Piqué au vif par mon allusion à la "pêche au seau", l'honorable citoyen de la cale-d'en-bas, m'a fait parvenir quelques précisions. Ces dites précisions me paraissant un peu développées pour paraître en "commentaires", je les élève au titre plein et entier, d'article de blog.
Ayant été trahi par not' rédac' chef et notre honorable correspondant du Pacifique ouest , je me dois quelques explications pour ne pas vous paraître encore plus fou que la réalité...
Tout d'abord rendons à Caesar la paternité de cet inventif mode de pêche.

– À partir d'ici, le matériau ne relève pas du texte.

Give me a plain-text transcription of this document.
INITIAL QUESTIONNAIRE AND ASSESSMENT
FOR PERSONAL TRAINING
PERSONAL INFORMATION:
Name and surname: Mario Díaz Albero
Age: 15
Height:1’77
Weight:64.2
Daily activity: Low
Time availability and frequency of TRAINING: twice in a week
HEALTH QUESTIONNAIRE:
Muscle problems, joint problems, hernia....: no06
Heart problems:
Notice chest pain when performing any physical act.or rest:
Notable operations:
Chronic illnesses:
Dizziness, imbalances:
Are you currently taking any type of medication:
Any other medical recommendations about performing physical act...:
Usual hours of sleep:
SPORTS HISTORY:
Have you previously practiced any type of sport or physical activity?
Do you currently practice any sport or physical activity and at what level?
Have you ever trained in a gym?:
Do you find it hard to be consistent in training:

Je dois avouer que c'est Monique B de la baie, frontière entre Crac'h et Lokmaria-kaer, et équipière de mon Sancerre, sloop de 40' (coque grise bande jaune, 30 contre 1 dans la 3ème, ndlr), mouillé au sud de la balise rouge du Fort Espagnol dans les année 80, l'inspiratrice du procédé. A force de l'entendre s'époumoner supermercado pesquero" ( super-marché de poissons en hispano fortin et... accessoirement Sevillan ), je m'approche de tout navire de pêche, et offre en plus d'un grand sourire conjugué d'un pas de cancan en porte-jarretelles (soi-disant provoqué par le roulis), une aimable requête invitant à nous faire bénéficier d'une dégustation de quelques échantillons de leur production.
 
C'est après le plaquage rugbyiesque raté d'une grosse dorade gluante, qui vit cette ovalité rebondir hors de mes bras et de la ligne de mon pont jaune, et revenir en " terrain " bleu, que j'inventais le transbordement "gaffe de 3 m, agrémentée d'un seau à son extrémité".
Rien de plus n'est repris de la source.